Gegen Ende des Films fällt der umherwandernde Tramp zufällig den Wissenschaftlern in die Hände. Neugierig, ernsthaft und rücksichtslos unterziehen sie ihn ihren Experimenten. Doch obwohl sie die menschliche Persönlichkeit nahezu vollständig aus der Welt vertrieben haben, können sie ihn nicht auf Form reduzieren; und zuletzt entkommt er ihnen gerade rechtzeitig, um seine eigene Gemeinschaft zu retten zu versuchen.

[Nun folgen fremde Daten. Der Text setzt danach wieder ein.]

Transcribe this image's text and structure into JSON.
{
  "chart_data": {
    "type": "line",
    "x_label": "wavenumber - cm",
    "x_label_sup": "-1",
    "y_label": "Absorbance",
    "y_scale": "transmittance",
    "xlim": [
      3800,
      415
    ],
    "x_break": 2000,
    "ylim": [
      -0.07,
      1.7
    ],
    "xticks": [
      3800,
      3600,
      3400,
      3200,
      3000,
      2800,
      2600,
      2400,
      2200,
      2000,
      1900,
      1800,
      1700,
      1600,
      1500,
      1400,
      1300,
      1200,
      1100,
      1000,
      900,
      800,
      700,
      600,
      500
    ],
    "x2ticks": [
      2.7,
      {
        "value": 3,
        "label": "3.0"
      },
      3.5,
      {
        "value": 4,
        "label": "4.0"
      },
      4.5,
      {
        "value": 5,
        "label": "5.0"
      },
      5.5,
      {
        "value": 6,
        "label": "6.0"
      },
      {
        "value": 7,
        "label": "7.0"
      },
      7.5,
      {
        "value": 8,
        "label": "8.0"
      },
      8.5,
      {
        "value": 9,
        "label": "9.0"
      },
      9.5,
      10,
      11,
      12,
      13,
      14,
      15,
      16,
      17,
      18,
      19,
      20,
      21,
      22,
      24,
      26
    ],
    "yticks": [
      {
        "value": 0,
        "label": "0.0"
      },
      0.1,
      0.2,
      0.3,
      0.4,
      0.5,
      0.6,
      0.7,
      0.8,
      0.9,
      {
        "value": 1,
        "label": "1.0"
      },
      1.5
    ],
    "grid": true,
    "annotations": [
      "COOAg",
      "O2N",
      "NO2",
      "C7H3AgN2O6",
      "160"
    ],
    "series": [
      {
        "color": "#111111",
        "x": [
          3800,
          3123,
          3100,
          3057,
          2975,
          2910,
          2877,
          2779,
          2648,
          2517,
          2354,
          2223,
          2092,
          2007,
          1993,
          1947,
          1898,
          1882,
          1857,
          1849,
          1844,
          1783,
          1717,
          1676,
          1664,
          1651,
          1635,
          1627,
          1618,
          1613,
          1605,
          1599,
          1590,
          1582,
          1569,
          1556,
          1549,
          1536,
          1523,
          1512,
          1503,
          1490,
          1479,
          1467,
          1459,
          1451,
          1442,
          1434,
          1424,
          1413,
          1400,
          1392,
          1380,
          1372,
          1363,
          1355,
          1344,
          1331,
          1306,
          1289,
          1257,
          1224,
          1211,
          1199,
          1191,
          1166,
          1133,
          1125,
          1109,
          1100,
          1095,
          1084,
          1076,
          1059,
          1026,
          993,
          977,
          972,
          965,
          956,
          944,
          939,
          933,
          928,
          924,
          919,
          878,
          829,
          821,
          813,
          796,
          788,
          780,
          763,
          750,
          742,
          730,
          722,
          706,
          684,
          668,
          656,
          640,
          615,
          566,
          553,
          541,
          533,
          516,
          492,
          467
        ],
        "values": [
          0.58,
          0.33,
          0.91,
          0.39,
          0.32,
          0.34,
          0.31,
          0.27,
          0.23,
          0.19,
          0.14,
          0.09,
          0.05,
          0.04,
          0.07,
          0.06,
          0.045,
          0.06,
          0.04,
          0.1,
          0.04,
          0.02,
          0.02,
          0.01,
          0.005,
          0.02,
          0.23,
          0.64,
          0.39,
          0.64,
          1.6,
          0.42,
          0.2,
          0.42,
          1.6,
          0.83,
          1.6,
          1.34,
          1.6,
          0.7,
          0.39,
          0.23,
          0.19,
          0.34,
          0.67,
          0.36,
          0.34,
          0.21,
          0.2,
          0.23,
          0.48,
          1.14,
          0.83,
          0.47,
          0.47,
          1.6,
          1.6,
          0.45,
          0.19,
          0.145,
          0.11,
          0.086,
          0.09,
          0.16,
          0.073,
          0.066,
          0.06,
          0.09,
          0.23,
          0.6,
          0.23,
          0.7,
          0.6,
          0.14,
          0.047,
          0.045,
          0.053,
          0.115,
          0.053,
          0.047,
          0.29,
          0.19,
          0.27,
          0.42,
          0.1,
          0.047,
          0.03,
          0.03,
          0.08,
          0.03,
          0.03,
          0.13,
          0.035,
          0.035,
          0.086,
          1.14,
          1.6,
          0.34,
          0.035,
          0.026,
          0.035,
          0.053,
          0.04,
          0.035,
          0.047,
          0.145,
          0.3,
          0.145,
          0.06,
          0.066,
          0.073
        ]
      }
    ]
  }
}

Als es zur Konfrontation zwischen den beiden Gemeinschaften kommt, sieht die Sache jedoch anders aus. Die wissenschaftliche kann sich die gesamte humanistische einverleiben, sogar ohne Gewalt anwenden zu müssen. Die Fülle an arbeitssparenden und seelentötenden Annehmlichkeiten, die die Wissenschaftler bieten können, lässt die meisten Mitglieder aus der Gemeinschaft des Tramps das Lager wechseln. Der Tramp, der nun zum ersten Mal im Film überhaupt spricht, versucht verzweifelt, für seine Gemeinschaft einzutreten, und warnt vor den Gefahren, die mit der anderen verbunden sind. Die Rede zeitigt jedoch nur die bedauerliche Wirkung, dass selbst der verbliebene Rest seiner Anhänger, darunter auch die junge Frau, der brave, anständige Mann und das Kind, die Seiten wechseln.

Am Ende ist der Tramp, wie üblich, allein: Er wendet sich von der Neuen Welt ab und verschwindet in der Dämmerung, der letzten kurzen Zeitspanne, die ihm, der Menschheit und dem ganzen Planeten noch bleibt.

ABRISS DER GRUNDGEDANKEN

In einem solchem Handlungsabriss ließen sich die Grundgedanken nicht in ausreichender Klarheit darstellen. Daher folgt hier ein weiterer knapper Abriss des Hauptthemas: nämlich der Kampf um die menschliche Persönlichkeit. Die grundlegende Geschichte ist eine tragikomische Schilderung der Persönlichkeitsentwicklung – hin zum Leben oder zum Tod – unter »idealen Laborbedingungen«.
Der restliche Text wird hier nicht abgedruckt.